Nella prima Repubblica qualcosa del genere accadeva tra Dc e Psi nel duello tra De Mita e Craxi. Ma lì vigeva la conventio ad excludendum che impediva intese col il Pci. Perciò i litiganti potevano dirsene quante ne volevano ma poi sempre a loro bisognava tornare per garantire la governabilità. Adesso non è più così, ma le mosse spregiudicate – vedi Salvini che lascia il centrodestra per fare il governo con il M5S – non è detto portino fortuna. Anzi.
Il pericolo è che l’eccesso di disinvoltura nel creare combinazioni e accordi con quelli che fino ad un attimo prima erano indicati come avversari perfino pericolosi, allontani ancor più i cittadini dalla politica, fomentando esiziali fenomeni di disaffezione o, peggio, ribellione.

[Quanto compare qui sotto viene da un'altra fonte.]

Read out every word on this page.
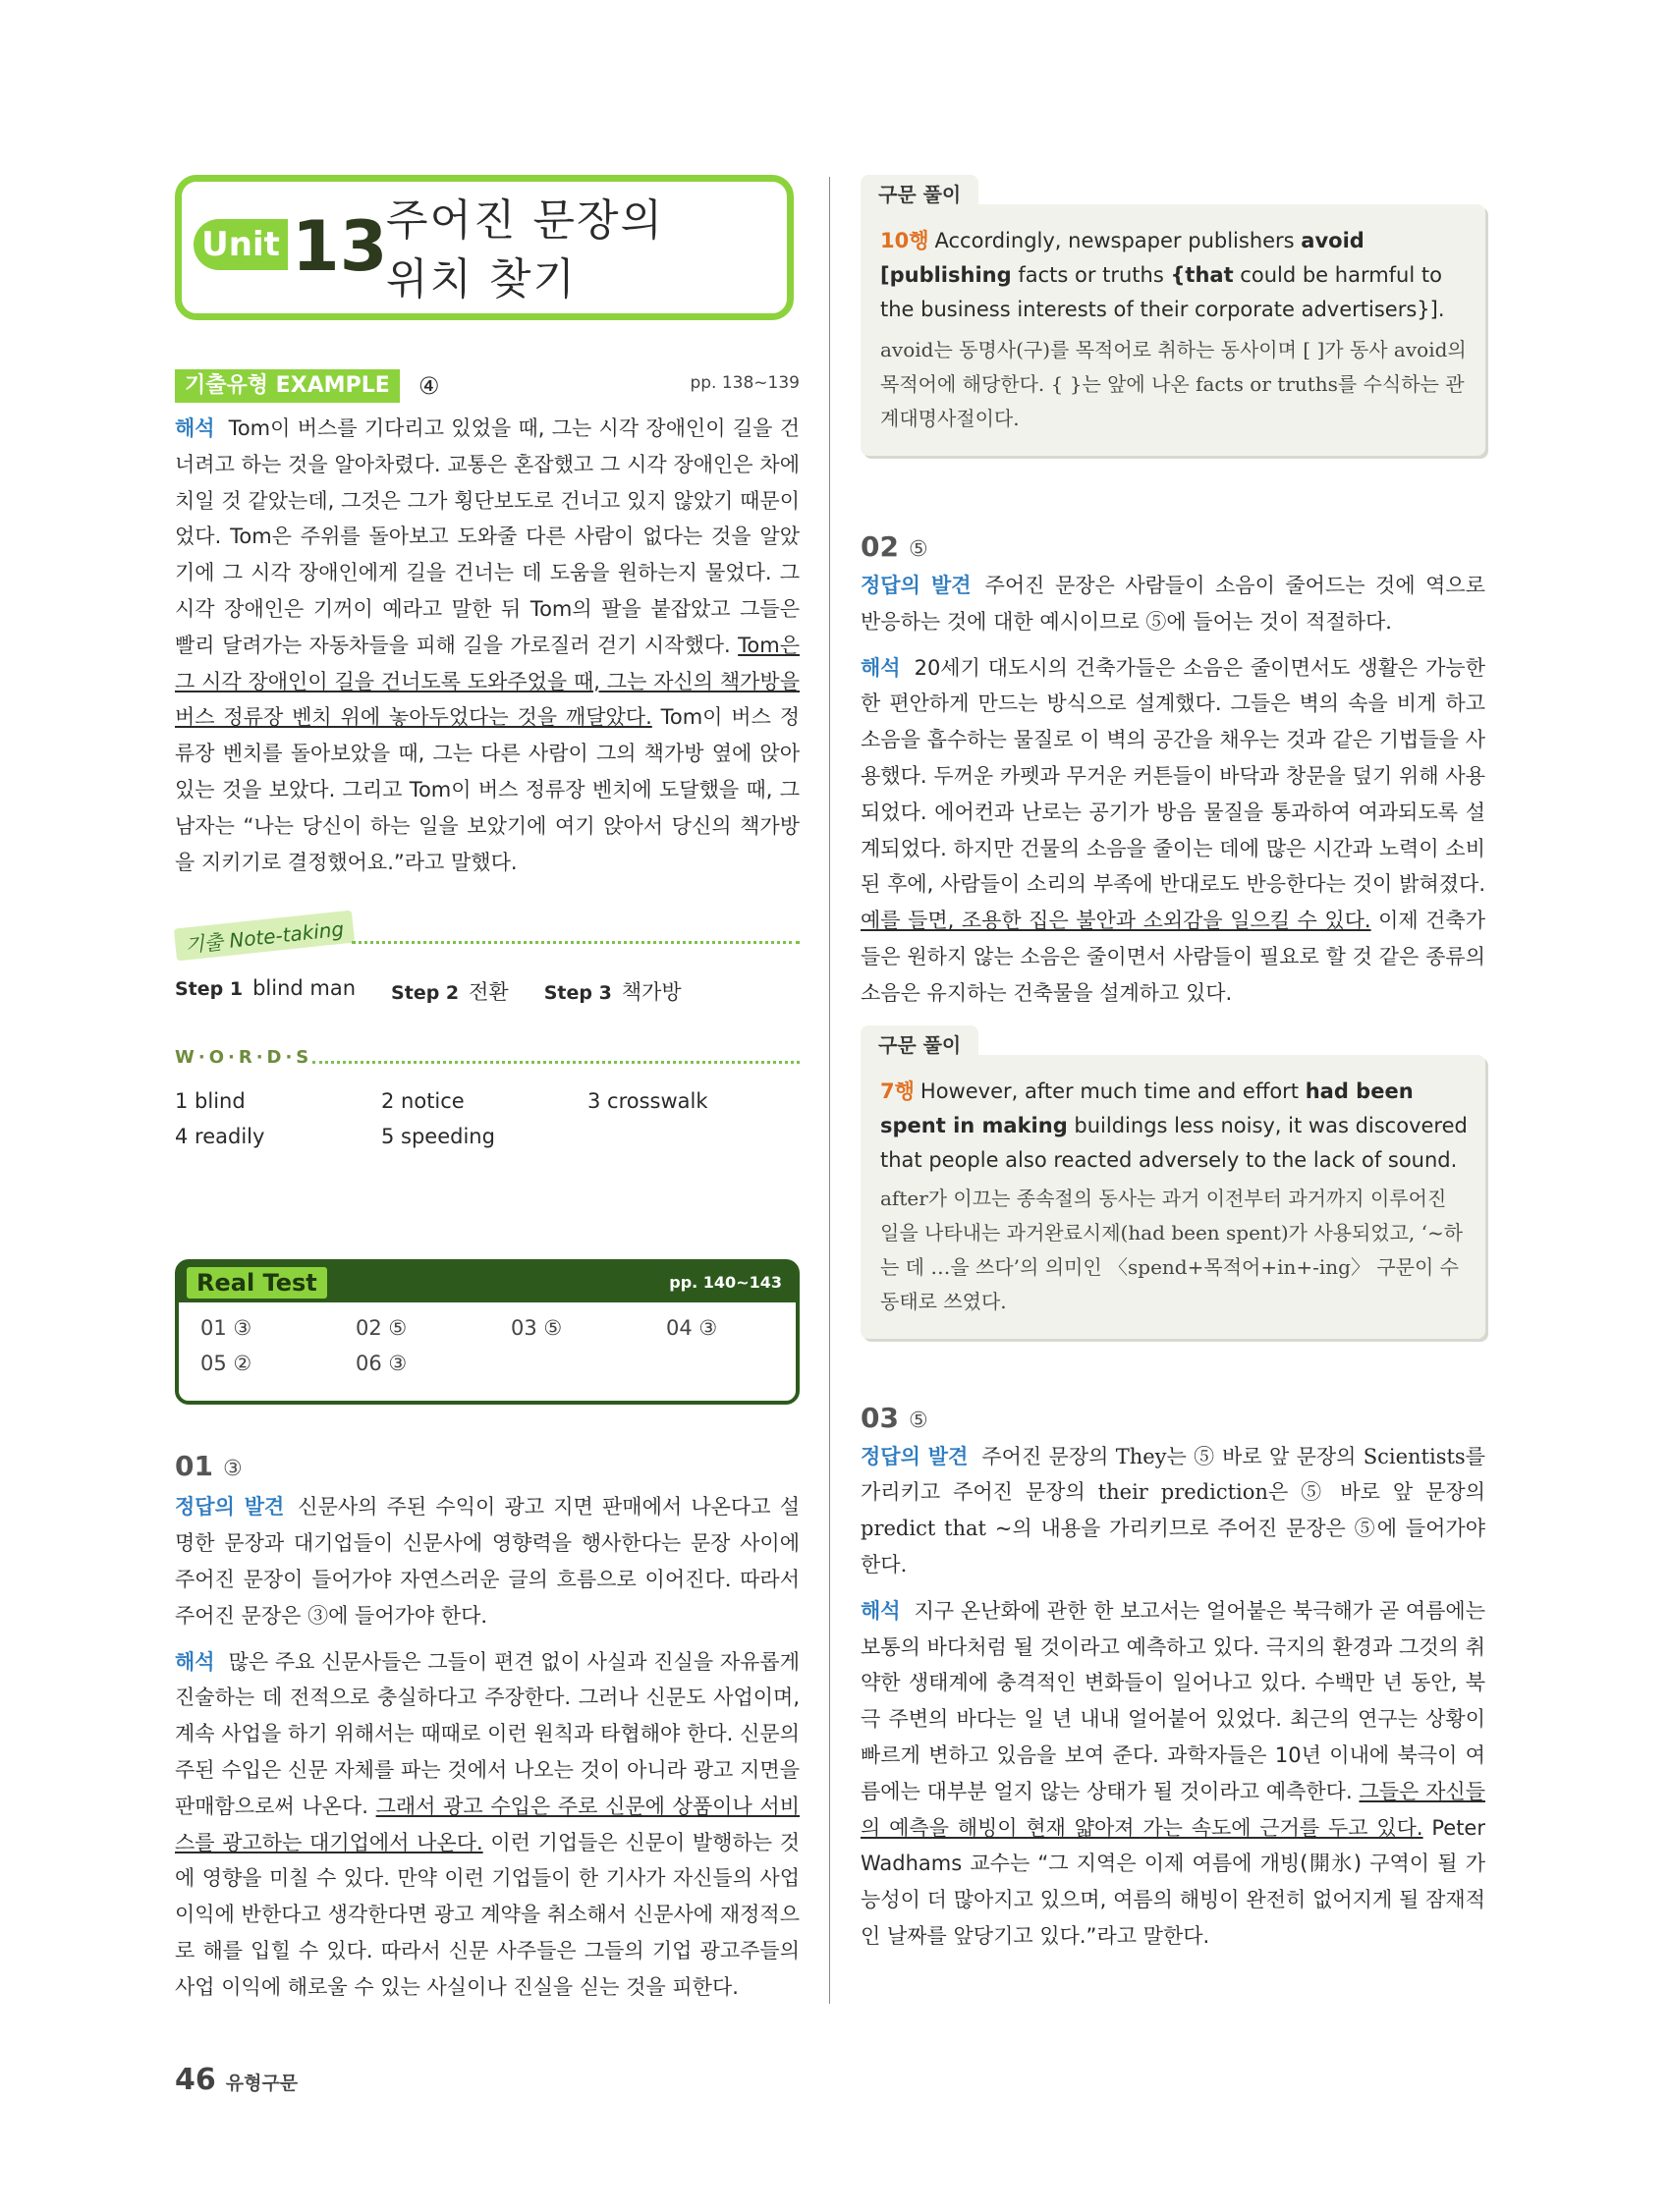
Unit 13
주어진 문장의
위치 찾기
기출유형 EXAMPLE ④	pp. 138~139

해석 Tom이 버스를 기다리고 있었을 때, 그는 시각 장애인이 길을 건너려고 하는 것을 알아차렸다. 교통은 혼잡했고 그 시각 장애인은 차에 치일 것 같았는데, 그것은 그가 횡단보도로 건너고 있지 않았기 때문이었다. Tom은 주위를 돌아보고 도와줄 다른 사람이 없다는 것을 알았기에 그 시각 장애인에게 길을 건너는 데 도움을 원하는지 물었다. 그 시각 장애인은 기꺼이 예라고 말한 뒤 Tom의 팔을 붙잡았고 그들은 빨리 달려가는 자동차들을 피해 길을 가로질러 걷기 시작했다. Tom은 그 시각 장애인이 길을 건너도록 도와주었을 때, 그는 자신의 책가방을 버스 정류장 벤치 위에 놓아두었다는 것을 깨달았다. Tom이 버스 정류장 벤치를 돌아보았을 때, 그는 다른 사람이 그의 책가방 옆에 앉아 있는 것을 보았다. 그리고 Tom이 버스 정류장 벤치에 도달했을 때, 그 남자는 “나는 당신이 하는 일을 보았기에 여기 앉아서 당신의 책가방을 지키기로 결정했어요.”라고 말했다.

기출 Note-taking
Step 1 blind man Step 2 전환 Step 3 책가방
W·O·R·D·S
1 blind	2 notice	3 crosswalk
4 readily	5 speeding
Real Test	pp. 140~143
01 ③	02 ⑤	03 ⑤	04 ③
05 ②	06 ③
01 ③

정답의 발견 신문사의 주된 수익이 광고 지면 판매에서 나온다고 설명한 문장과 대기업들이 신문사에 영향력을 행사한다는 문장 사이에 주어진 문장이 들어가야 자연스러운 글의 흐름으로 이어진다. 따라서 주어진 문장은 ③에 들어가야 한다.

해석 많은 주요 신문사들은 그들이 편견 없이 사실과 진실을 자유롭게 진술하는 데 전적으로 충실하다고 주장한다. 그러나 신문도 사업이며, 계속 사업을 하기 위해서는 때때로 이런 원칙과 타협해야 한다. 신문의 주된 수입은 신문 자체를 파는 것에서 나오는 것이 아니라 광고 지면을 판매함으로써 나온다. 그래서 광고 수입은 주로 신문에 상품이나 서비스를 광고하는 대기업에서 나온다. 이런 기업들은 신문이 발행하는 것에 영향을 미칠 수 있다. 만약 이런 기업들이 한 기사가 자신들의 사업 이익에 반한다고 생각한다면 광고 계약을 취소해서 신문사에 재정적으로 해를 입힐 수 있다. 따라서 신문 사주들은 그들의 기업 광고주들의 사업 이익에 해로울 수 있는 사실이나 진실을 싣는 것을 피한다.

구문 풀이
10행 Accordingly, newspaper publishers avoid [publishing facts or truths {that could be harmful to the business interests of their corporate advertisers}].
avoid는 동명사(구)를 목적어로 취하는 동사이며 [ ]가 동사 avoid의 목적어에 해당한다. { }는 앞에 나온 facts or truths를 수식하는 관계대명사절이다.
02 ⑤

정답의 발견 주어진 문장은 사람들이 소음이 줄어드는 것에 역으로 반응하는 것에 대한 예시이므로 ⑤에 들어는 것이 적절하다.

해석 20세기 대도시의 건축가들은 소음은 줄이면서도 생활은 가능한 한 편안하게 만드는 방식으로 설계했다. 그들은 벽의 속을 비게 하고 소음을 흡수하는 물질로 이 벽의 공간을 채우는 것과 같은 기법들을 사용했다. 두꺼운 카펫과 무거운 커튼들이 바닥과 창문을 덮기 위해 사용되었다. 에어컨과 난로는 공기가 방음 물질을 통과하여 여과되도록 설계되었다. 하지만 건물의 소음을 줄이는 데에 많은 시간과 노력이 소비된 후에, 사람들이 소리의 부족에 반대로도 반응한다는 것이 밝혀졌다. 예를 들면, 조용한 집은 불안과 소외감을 일으킬 수 있다. 이제 건축가들은 원하지 않는 소음은 줄이면서 사람들이 필요로 할 것 같은 종류의 소음은 유지하는 건축물을 설계하고 있다.

구문 풀이
7행 However, after much time and effort had been spent in making buildings less noisy, it was discovered that people also reacted adversely to the lack of sound.
after가 이끄는 종속절의 동사는 과거 이전부터 과거까지 이루어진 일을 나타내는 과거완료시제(had been spent)가 사용되었고, ‘~하는 데 …을 쓰다’의 의미인 〈spend+목적어+in+-ing〉 구문이 수동태로 쓰였다.
03 ⑤

정답의 발견 주어진 문장의 They는 ⑤ 바로 앞 문장의 Scientists를 가리키고 주어진 문장의 their prediction은 ⑤ 바로 앞 문장의 predict that ~의 내용을 가리키므로 주어진 문장은 ⑤에 들어가야 한다.

해석 지구 온난화에 관한 한 보고서는 얼어붙은 북극해가 곧 여름에는 보통의 바다처럼 될 것이라고 예측하고 있다. 극지의 환경과 그것의 취약한 생태계에 충격적인 변화들이 일어나고 있다. 수백만 년 동안, 북극 주변의 바다는 일 년 내내 얼어붙어 있었다. 최근의 연구는 상황이 빠르게 변하고 있음을 보여 준다. 과학자들은 10년 이내에 북극이 여름에는 대부분 얼지 않는 상태가 될 것이라고 예측한다. 그들은 자신들의 예측을 해빙이 현재 얇아져 가는 속도에 근거를 두고 있다. Peter Wadhams 교수는 “그 지역은 이제 여름에 개빙(開氷) 구역이 될 가능성이 더 많아지고 있으며, 여름의 해빙이 완전히 없어지게 될 잠재적인 날짜를 앞당기고 있다.”라고 말한다.

46 유형구문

Ancor più impervio appare andare da soli (e infatti è una tentazione che fa capolino solo per essere negata) in un quadro maggioritario. Se lo fa solo uno dei due partiti maggiori, di fatto consegna la vittoria all’altro su un piatto d’argento, stimolandolo come in un riflesso condizionato ad allearsi con altri per conquistare la maggioranza dei seggi.
Se lo fanno entrambi (ipotesi estrema qui esaminata per puro amore di ragionamento), nel Parlamento ridotto – bene non dimenticarlo – di un terzo dei componenti, ci saranno solo perdenti e nessun vincitore. E poiché Fdi e Pd non sono compatibili, il risultato sarà un aumento dell’entropia politica. Non l’esito migliore in considerazione dei drammatici problemi sul tappeto.